Ariadne si era scostata immediatamente dalla porta, come sfiorata da un ferro bollente, consapevole di aver visto qualcosa che non era legittimata a sapere. Si era appiattita contro il muro accanto alla porta nella speranza che nessuno la vedesse perché sarebbe stato un vero problema spiegare coerentemente il rossore che sentiva colorarle le guance.
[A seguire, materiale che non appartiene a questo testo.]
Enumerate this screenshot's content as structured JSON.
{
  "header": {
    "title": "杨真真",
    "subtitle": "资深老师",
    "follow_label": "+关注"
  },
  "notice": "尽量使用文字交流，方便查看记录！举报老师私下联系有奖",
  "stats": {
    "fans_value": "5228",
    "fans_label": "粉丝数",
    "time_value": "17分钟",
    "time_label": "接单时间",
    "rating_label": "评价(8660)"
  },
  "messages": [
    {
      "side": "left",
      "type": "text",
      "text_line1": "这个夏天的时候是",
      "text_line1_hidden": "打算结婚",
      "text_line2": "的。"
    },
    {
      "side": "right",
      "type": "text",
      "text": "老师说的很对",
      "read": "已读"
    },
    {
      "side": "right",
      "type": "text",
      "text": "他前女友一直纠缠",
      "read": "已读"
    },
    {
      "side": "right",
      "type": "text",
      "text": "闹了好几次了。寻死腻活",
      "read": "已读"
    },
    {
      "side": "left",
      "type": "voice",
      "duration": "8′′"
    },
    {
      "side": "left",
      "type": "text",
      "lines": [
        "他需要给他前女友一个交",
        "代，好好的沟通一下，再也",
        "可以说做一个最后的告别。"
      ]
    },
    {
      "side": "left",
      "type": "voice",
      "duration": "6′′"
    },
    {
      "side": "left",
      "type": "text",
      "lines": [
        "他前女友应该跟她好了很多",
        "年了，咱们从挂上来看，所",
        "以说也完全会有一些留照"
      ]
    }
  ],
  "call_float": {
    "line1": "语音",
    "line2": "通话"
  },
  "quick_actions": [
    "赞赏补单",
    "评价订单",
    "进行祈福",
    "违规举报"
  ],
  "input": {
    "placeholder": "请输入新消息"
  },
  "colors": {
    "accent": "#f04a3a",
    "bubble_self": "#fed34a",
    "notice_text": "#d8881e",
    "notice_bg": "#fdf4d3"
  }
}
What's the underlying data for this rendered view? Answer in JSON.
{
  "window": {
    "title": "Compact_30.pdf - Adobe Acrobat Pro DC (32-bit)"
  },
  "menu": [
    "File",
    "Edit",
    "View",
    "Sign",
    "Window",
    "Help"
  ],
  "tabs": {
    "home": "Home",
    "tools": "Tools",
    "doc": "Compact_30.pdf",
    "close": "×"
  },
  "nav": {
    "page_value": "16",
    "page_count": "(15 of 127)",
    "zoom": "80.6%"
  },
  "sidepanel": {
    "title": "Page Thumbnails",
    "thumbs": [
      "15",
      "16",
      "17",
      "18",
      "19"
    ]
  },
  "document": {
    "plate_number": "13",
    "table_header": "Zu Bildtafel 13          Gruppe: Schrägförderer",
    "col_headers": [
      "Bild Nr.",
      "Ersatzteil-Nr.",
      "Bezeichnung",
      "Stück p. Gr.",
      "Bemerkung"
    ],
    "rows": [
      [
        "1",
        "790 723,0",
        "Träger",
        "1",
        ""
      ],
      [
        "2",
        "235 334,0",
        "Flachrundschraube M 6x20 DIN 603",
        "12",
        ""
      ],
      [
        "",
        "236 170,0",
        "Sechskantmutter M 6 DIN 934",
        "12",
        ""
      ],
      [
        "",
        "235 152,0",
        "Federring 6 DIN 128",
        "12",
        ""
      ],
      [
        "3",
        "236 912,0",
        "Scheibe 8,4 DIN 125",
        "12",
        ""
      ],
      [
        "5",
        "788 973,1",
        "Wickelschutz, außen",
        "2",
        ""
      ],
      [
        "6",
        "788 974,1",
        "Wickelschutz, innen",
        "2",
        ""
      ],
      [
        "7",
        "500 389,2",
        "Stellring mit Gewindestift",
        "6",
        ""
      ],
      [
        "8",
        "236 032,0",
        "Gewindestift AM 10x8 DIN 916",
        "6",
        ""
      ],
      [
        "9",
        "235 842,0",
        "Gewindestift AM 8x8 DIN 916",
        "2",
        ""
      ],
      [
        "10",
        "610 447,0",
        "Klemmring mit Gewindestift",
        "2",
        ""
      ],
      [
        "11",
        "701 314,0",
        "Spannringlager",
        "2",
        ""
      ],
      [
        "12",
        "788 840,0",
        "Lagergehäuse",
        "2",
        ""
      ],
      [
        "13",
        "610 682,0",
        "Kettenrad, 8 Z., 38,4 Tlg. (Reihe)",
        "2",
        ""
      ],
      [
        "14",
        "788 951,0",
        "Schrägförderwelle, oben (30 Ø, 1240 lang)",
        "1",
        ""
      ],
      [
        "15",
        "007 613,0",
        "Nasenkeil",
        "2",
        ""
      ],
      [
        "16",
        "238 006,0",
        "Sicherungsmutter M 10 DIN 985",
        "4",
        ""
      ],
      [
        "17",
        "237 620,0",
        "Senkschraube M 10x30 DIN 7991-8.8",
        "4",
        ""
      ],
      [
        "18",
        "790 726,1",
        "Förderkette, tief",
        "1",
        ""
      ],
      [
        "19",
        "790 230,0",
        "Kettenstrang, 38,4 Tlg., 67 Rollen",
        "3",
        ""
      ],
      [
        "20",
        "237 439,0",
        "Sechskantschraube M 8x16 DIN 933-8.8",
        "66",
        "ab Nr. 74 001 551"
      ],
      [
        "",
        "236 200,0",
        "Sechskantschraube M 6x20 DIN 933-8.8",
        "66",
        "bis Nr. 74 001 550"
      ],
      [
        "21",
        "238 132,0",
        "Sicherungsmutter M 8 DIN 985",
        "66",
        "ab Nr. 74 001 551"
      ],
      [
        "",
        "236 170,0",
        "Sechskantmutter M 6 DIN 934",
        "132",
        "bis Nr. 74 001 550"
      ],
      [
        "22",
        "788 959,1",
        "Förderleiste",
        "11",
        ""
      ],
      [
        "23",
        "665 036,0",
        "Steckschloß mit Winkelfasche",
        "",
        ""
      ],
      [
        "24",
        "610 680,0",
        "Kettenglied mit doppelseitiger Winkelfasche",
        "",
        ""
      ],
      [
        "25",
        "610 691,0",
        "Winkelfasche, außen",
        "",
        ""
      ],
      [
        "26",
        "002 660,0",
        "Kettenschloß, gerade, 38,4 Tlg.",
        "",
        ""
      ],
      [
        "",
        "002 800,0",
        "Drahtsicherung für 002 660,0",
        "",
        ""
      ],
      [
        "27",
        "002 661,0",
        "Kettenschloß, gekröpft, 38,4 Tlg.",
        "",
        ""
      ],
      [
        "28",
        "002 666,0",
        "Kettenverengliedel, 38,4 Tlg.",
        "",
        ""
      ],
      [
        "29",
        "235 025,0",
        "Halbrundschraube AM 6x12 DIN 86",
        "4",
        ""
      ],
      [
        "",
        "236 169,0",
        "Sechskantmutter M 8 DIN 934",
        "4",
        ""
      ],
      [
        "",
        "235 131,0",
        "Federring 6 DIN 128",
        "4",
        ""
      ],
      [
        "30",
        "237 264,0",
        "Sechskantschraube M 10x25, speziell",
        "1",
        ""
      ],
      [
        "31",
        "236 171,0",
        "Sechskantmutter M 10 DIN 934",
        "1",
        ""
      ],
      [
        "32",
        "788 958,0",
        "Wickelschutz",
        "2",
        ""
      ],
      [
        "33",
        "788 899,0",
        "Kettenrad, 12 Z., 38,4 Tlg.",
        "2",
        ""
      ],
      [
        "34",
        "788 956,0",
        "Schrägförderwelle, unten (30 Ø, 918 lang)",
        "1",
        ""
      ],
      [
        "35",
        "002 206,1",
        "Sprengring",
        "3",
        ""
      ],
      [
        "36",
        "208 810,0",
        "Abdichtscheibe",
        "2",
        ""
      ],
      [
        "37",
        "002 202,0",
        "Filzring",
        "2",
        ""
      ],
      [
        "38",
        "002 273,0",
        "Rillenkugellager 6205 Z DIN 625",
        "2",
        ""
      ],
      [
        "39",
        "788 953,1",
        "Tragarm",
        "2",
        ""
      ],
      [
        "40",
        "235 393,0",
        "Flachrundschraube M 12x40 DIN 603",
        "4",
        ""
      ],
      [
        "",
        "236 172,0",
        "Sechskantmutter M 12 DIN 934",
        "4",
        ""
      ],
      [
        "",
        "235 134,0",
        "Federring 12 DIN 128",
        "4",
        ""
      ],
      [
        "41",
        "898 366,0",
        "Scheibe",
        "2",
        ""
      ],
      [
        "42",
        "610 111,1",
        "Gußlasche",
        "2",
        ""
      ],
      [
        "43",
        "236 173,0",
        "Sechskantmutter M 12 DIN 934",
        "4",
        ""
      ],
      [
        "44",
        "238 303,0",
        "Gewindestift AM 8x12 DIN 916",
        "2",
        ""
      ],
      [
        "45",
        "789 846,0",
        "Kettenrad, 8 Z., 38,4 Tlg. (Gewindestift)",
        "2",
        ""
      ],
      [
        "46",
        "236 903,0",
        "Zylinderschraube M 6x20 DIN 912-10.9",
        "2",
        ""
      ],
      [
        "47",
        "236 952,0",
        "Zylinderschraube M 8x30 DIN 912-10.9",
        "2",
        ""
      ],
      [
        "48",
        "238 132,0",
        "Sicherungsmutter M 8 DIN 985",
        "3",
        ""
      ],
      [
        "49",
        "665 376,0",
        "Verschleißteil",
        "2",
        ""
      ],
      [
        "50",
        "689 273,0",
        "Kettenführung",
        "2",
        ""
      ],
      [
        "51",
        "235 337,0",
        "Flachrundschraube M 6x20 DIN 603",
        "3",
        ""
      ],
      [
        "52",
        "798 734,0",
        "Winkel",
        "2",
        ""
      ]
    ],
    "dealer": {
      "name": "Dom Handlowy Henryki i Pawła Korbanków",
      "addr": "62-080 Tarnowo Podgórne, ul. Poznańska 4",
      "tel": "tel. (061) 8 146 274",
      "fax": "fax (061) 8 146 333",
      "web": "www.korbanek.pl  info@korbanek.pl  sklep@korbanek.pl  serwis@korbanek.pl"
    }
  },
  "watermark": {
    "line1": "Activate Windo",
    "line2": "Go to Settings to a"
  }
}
Non appena il primo momento di imbarazzo fu passato, la ragazza era stata sopraffatta da una ondata di puro orgoglio: l’aveva sempre saputo che il motivo per cui l totem di Arthur era un dado truccato non poteva essere il memento di una cocente sconfitta.
Tutti sapevano che il totem di Arthur era un dado truccato, ma non tutti sapevano il perché.
Il totem di Arthur era un dado truccato perché, nonostante fosse davvero un memento per evitare future prese in giro, era pur sempre legato al primo incontro con Eames che, per quanto tentasse di nasconderlo, gli aveva decisamente cambiato la vita.